Without transparent reform of systemic weaknesses, the PRC’s banking sector remains at risk, analysts contend. Many analysts advocate for more stimulus to revitalize spending and economic reform to restore private-sector confidence, according to The Wall Street Journal.

In late July, the PRC’s central bank, the People’s Bank of China, eased its monetary policy by slightly cutting the medium-term lending facility, an interest rate that enables banks to lend to individuals and businesses, The Wall Street Journal reported.

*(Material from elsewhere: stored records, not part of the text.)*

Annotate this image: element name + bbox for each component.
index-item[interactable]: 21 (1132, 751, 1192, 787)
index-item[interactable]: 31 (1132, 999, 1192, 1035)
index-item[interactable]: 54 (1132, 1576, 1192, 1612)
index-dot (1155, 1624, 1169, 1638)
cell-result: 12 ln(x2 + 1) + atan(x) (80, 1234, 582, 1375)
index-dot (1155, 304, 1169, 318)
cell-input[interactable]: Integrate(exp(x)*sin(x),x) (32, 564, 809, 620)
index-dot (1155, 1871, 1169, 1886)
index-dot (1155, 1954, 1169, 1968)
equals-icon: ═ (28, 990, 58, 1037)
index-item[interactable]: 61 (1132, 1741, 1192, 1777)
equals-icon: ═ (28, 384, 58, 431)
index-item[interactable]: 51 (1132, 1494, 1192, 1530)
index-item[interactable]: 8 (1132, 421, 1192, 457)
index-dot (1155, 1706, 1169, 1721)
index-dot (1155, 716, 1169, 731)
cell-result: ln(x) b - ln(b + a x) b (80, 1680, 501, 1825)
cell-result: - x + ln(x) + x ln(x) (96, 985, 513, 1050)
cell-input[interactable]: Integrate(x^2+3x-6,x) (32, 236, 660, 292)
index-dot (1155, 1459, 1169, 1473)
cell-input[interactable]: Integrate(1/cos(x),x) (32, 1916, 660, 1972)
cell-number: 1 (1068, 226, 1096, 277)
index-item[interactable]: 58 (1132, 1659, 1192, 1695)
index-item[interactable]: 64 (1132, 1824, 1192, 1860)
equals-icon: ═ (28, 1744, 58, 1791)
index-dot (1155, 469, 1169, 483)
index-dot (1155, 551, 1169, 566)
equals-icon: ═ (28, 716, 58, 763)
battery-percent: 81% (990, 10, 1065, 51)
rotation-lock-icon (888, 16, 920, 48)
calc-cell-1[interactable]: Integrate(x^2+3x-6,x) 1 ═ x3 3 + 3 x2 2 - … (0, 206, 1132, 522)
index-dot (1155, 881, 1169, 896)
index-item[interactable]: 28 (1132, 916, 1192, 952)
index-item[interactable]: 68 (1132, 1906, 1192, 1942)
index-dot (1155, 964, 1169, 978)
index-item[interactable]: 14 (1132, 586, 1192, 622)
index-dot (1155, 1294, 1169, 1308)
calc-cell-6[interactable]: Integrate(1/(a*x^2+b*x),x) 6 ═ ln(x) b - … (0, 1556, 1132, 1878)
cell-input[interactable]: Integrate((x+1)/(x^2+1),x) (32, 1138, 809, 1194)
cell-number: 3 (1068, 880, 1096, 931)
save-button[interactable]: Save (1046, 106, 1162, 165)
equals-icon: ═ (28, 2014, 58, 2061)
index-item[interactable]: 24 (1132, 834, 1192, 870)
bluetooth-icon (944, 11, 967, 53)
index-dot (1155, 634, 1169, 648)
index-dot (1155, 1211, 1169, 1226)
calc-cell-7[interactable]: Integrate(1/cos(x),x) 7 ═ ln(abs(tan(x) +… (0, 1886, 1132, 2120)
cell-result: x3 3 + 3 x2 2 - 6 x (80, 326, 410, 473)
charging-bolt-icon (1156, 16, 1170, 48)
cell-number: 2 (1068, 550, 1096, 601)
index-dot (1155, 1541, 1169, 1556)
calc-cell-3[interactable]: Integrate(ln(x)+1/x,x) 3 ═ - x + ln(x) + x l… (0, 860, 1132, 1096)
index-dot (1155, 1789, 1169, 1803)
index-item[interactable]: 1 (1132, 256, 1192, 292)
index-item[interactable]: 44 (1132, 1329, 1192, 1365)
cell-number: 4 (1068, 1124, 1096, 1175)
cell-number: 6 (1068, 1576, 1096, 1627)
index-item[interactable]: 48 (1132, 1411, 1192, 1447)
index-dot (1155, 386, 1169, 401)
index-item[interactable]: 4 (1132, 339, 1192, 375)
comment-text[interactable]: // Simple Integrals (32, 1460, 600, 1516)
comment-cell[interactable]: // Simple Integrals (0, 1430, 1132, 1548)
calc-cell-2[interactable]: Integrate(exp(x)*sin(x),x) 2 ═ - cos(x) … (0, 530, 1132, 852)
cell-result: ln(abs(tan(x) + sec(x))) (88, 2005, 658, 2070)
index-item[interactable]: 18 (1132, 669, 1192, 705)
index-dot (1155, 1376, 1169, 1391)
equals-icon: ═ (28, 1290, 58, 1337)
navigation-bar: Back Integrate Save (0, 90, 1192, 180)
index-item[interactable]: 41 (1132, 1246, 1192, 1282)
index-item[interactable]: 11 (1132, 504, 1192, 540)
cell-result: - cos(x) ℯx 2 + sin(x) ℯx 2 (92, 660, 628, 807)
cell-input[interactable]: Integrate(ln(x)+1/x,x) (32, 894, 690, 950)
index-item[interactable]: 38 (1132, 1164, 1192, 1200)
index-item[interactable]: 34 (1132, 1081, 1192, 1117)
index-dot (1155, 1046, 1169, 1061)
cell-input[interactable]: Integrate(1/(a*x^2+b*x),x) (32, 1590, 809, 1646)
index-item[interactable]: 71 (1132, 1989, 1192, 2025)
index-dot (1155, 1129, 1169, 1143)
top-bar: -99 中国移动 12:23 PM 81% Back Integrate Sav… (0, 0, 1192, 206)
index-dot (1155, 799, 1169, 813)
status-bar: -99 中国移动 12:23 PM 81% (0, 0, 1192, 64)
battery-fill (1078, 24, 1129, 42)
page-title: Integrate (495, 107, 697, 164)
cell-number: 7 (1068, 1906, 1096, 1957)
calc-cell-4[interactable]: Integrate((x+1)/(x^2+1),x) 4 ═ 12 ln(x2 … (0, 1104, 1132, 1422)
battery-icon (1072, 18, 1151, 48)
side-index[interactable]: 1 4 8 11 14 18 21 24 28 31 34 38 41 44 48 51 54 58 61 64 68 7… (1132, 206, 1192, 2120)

Many economists, however, doubt the measure will do much to fix the deep-rooted problems in the PRC’s economy and troubled financial sector. They also doubt that more stimulus moves will be forthcoming given the PRC’s debt load and risk of losing more foreign investment.

Moreover, Xi’s heavy investment in advanced manufacturing has accelerated deflation, analysts note.

“Even if China’s manufacturers are highly competitive and the country’s export growth remains strong, this is insufficient to offset weak domestic demand,” Donald Low, a professor at the Hong Kong University of Science and Technology, wrote in The Diplomat magazine in July 2024.

“Developments in China’s economic landscape suggest that the Chinese economy may be slipping out of Xi Jinping’s control. After unsuccessful attempts to revive the economy, the signs are that Xi is pivoting towards a deeper planned economy to solve these problems,” Simone Gao, an independent journalist, wrote that month for The Hill website.

Low questions whether Xi’s state-dominated, social engineering approach to industrial policy can work.

“When policy is driven by ideologically-motivated directives from the top, rather than by market signals, it tends to lurch from one extreme to another,” he wrote in The Diplomat.

He cited Chinese regulators’ crackdown in late 2020 on the internet industry, including e-commerce, gaming and consumer finance, which caused the loss of more than 60% of the market’s capitalization. He also noted the CCP’s COVID-19 policy that jumped from strict containment to abrupt relaxation of control measures and yielded a similar economic outcome by suppressing consumption and increasing savings. “Consequently, China never had the post-COVID rebound that almost every other major economy had,” Low wrote.

The state’s mixed signals and abrupt policy shifts worsen market shocks, making long-term planning difficult for companies and individuals by suppressing consumer confidence.

“Rather than buffer the economy from external shocks and bolster its flexibility and resilience, a more ideologically-oriented, security-obsessed government may be causing uncertainty and volatility, and delaying its recovery,” Low wrote.